I guess down in West Texas. . . some federal judges (including the Chief one) see the First Amendment as. . . just a. . . suggestion.
As we intoned last week, here's why this matters. [Though I suspect Judge Moses will hear from the Fifth Circuit -- where this will be decided, likely after today -- if she doesn't lift her TRO against the CBP.]
. . .Absent a documented showing of unreasonable administrative burdens (and a separate two page order -- No. 43 -- published at the same moment, makes it plain that this is no administrative burden case), the public’s right to contemporaneous access to judicial records cannot be overcome. See, e.g., Courthouse News Serv. v. Planet, No. CV 11-08083 SJO (FFMx), 2016 U.S. Dist. LEXIS 105197, at *62 (C.D. Cal. May 26, 2016) (“to the extent Planet might argue that such a practice would have been cost-prohibitive or unduly labor intensive, she has not quantified the cost. . . nor has she detailed the additional labor that would have been required). . . .
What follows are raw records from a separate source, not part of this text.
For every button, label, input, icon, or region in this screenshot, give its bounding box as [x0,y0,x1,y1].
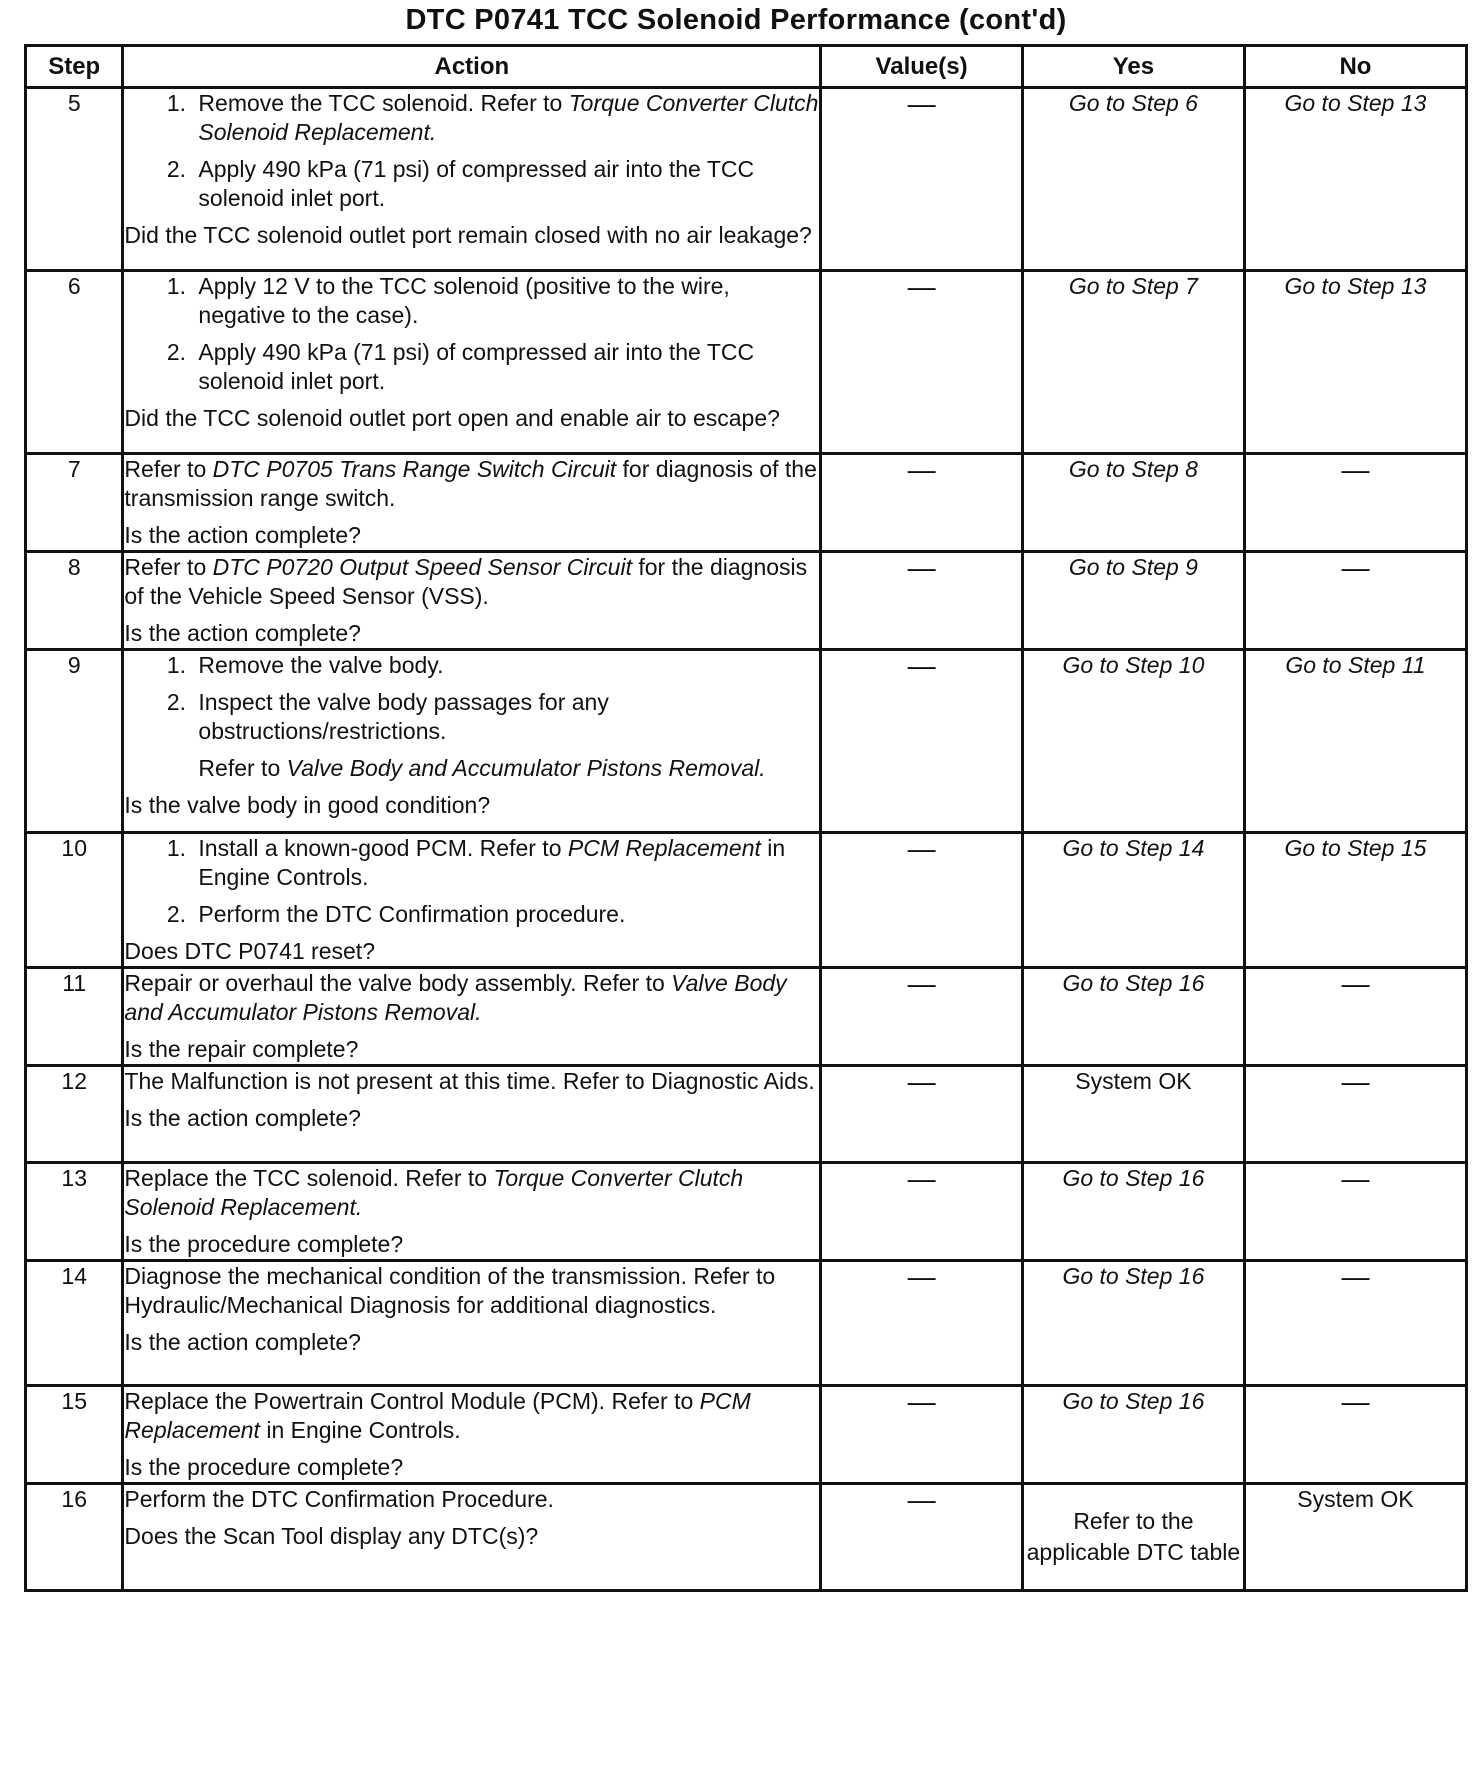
no-cell: System OK [1244,1484,1466,1591]
action-cell [123,1066,821,1163]
action-list [124,834,819,929]
value-cell: — [821,454,1023,552]
action-question: Is the action complete? [124,1329,361,1355]
action-item: 2. Perform the DTC Confirmation procedure. [192,900,819,929]
table-row [26,1261,1467,1386]
step-number: 5 [26,88,123,271]
table-header-row [26,46,1467,88]
action-cell [123,650,821,833]
page-title: DTC P0741 TCC Solenoid Performance (cont'd) [405,4,1067,36]
yes-cell: Go to Step 7 [1022,271,1244,454]
table-row [26,1066,1467,1163]
step-number: 13 [26,1163,123,1261]
action-list [124,272,819,396]
header-action: Action [123,46,821,88]
value-cell: — [821,1484,1023,1591]
no-cell: Go to Step 13 [1244,271,1466,454]
step-number: 16 [26,1484,123,1591]
action-cell [123,88,821,271]
yes-cell: Go to Step 6 [1022,88,1244,271]
value-cell: — [821,1163,1023,1261]
no-cell: — [1244,1261,1466,1386]
action-text: The Malfunction is not present at this time. Refer to Diagnostic Aids. [124,1068,815,1094]
action-item: 1. Apply 12 V to the TCC solenoid (positive to the wire, negative to the case). [192,272,819,330]
action-text: Refer to DTC P0705 Trans Range Switch Circuit for diagnosis of the transmission range switch. [124,456,817,511]
action-cell [123,454,821,552]
no-cell: Go to Step 11 [1244,650,1466,833]
value-cell: — [821,552,1023,650]
no-cell: — [1244,1066,1466,1163]
table-row [26,1484,1467,1591]
action-item: 1. Install a known-good PCM. Refer to PCM Replacement in Engine Controls. [192,834,819,892]
action-question: Is the repair complete? [124,1036,359,1062]
table-row [26,271,1467,454]
value-cell: — [821,1261,1023,1386]
action-cell [123,1261,821,1386]
value-cell: — [821,271,1023,454]
action-question: Does DTC P0741 reset? [124,938,375,964]
action-cell [123,1386,821,1484]
action-cell [123,552,821,650]
action-item: 2. Apply 490 kPa (71 psi) of compressed air into the TCC solenoid inlet port. [192,155,819,213]
yes-cell: Go to Step 16 [1022,1261,1244,1386]
action-text: Replace the TCC solenoid. Refer to Torque Converter Clutch Solenoid Replacement. [124,1165,744,1220]
table-row [26,650,1467,833]
diagnostic-table [24,44,1468,1592]
no-cell: — [1244,968,1466,1066]
header-value: Value(s) [821,46,1023,88]
table-row [26,552,1467,650]
action-cell [123,1484,821,1591]
table-row [26,833,1467,968]
table-row [26,88,1467,271]
yes-cell: Go to Step 8 [1022,454,1244,552]
action-question: Is the action complete? [124,1105,361,1131]
value-cell: — [821,968,1023,1066]
value-cell: — [821,833,1023,968]
table-row [26,968,1467,1066]
no-cell: — [1244,552,1466,650]
no-cell: Go to Step 15 [1244,833,1466,968]
action-item: 2. Apply 490 kPa (71 psi) of compressed air into the TCC solenoid inlet port. [192,338,819,396]
action-question: Is the procedure complete? [124,1454,404,1480]
yes-cell: Go to Step 10 [1022,650,1244,833]
action-question: Is the action complete? [124,620,361,646]
yes-cell: Go to Step 16 [1022,1386,1244,1484]
yes-cell: Refer to the applicable DTC table [1022,1484,1244,1591]
table-row [26,1386,1467,1484]
step-number: 11 [26,968,123,1066]
value-cell: — [821,1386,1023,1484]
no-cell: — [1244,1386,1466,1484]
no-cell: Go to Step 13 [1244,88,1466,271]
action-list [124,89,819,213]
action-cell [123,1163,821,1261]
action-text: Refer to DTC P0720 Output Speed Sensor Circuit for the diagnosis of the Vehicle Speed Sensor (VSS). [124,554,808,609]
value-cell: — [821,1066,1023,1163]
action-item: 1. Remove the valve body. [192,651,819,680]
action-cell [123,968,821,1066]
action-text: Diagnose the mechanical condition of the transmission. Refer to Hydraulic/Mechanical Diagnosis for additional diagnostics. [124,1263,776,1318]
step-number: 14 [26,1261,123,1386]
yes-cell: Go to Step 14 [1022,833,1244,968]
value-cell: — [821,650,1023,833]
no-cell: — [1244,1163,1466,1261]
step-number: 6 [26,271,123,454]
action-item: 1. Remove the TCC solenoid. Refer to Torque Converter Clutch Solenoid Replacement. [192,89,819,147]
action-list [124,651,819,783]
action-question: Is the action complete? [124,522,361,548]
table-row [26,454,1467,552]
action-text: Replace the Powertrain Control Module (PCM). Refer to PCM Replacement in Engine Controls. [124,1388,751,1443]
header-no: No [1244,46,1466,88]
step-number: 8 [26,552,123,650]
value-cell: — [821,88,1023,271]
step-number: 12 [26,1066,123,1163]
action-question: Is the valve body in good condition? [124,792,491,818]
action-text: Repair or overhaul the valve body assembly. Refer to Valve Body and Accumulator Pistons Removal. [124,970,787,1025]
action-cell [123,271,821,454]
yes-cell: Go to Step 9 [1022,552,1244,650]
table-row [26,1163,1467,1261]
yes-cell: Go to Step 16 [1022,1163,1244,1261]
yes-cell: Go to Step 16 [1022,968,1244,1066]
action-text: Perform the DTC Confirmation Procedure. [124,1486,554,1512]
step-number: 7 [26,454,123,552]
step-number: 15 [26,1386,123,1484]
no-cell: — [1244,454,1466,552]
action-item: 2. Inspect the valve body passages for any obstructions/restrictions. Refer to Valve Body and Accumulator Pistons Removal. [192,688,819,783]
action-question: Did the TCC solenoid outlet port remain closed with no air leakage? [124,222,812,248]
yes-cell: System OK [1022,1066,1244,1163]
action-question: Did the TCC solenoid outlet port open and enable air to escape? [124,405,780,431]
header-step: Step [26,46,123,88]
action-cell [123,833,821,968]
step-number: 10 [26,833,123,968]
action-question: Is the procedure complete? [124,1231,404,1257]
action-question: Does the Scan Tool display any DTC(s)? [124,1523,539,1549]
header-yes: Yes [1022,46,1244,88]
step-number: 9 [26,650,123,833]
Absent such evidence, the Court cannot ‘articulate facts demonstrating an administrative burden sufficient to deny access.’”) (citation omitted), aff’ in part rev’d in part, 947 F.3d 581, 597 (9th Cir. 2020) (holding that “Ventura County’s no-access-before-process policy bears no real relationship to the County’s legitimate administrative concerns about. . . efficient court administration”); see also United States v. Valenti, 987 F.2d 708, 715 (11th Cir. 1993) (holding unconstitutional the district court’s maintenance of a dual-docketing system, where certain docket entries were visible only to the parties, and expressly rejecting the argument that unsealing would bind the court to a “formal procedure that is unduly burdensome”).
Specifically, a pre-trial scheduling order in this matter has entered by the court just now (ECF Doc. No. 44, 11/21/2023) but remains entirely invisible to the public. Of course, while redactions for trade or governmental secrets (and sensitive, personally identifying information) would be normal, there has been no such effort made, on the part of the court. It seems court staff sua sponte designated ECF Document No. 44 “attorneys’ eyes” only.
Based on my now comprehensive review of the ECF record in this matter, it is clear that no public court order -- whether in writing or issued orally from your bench -- has set forth the findings required by the First Amendment, prior to the removal of this judicial document from the record. See, e.g., Oregonian Publ’g Co. v. U.S. Dist. Ct., 920 F.2d 1462 (9th Cir. 1990). . . .
Onward, grinning. Will she do the right thing? We shall see. . . as early as later this evening.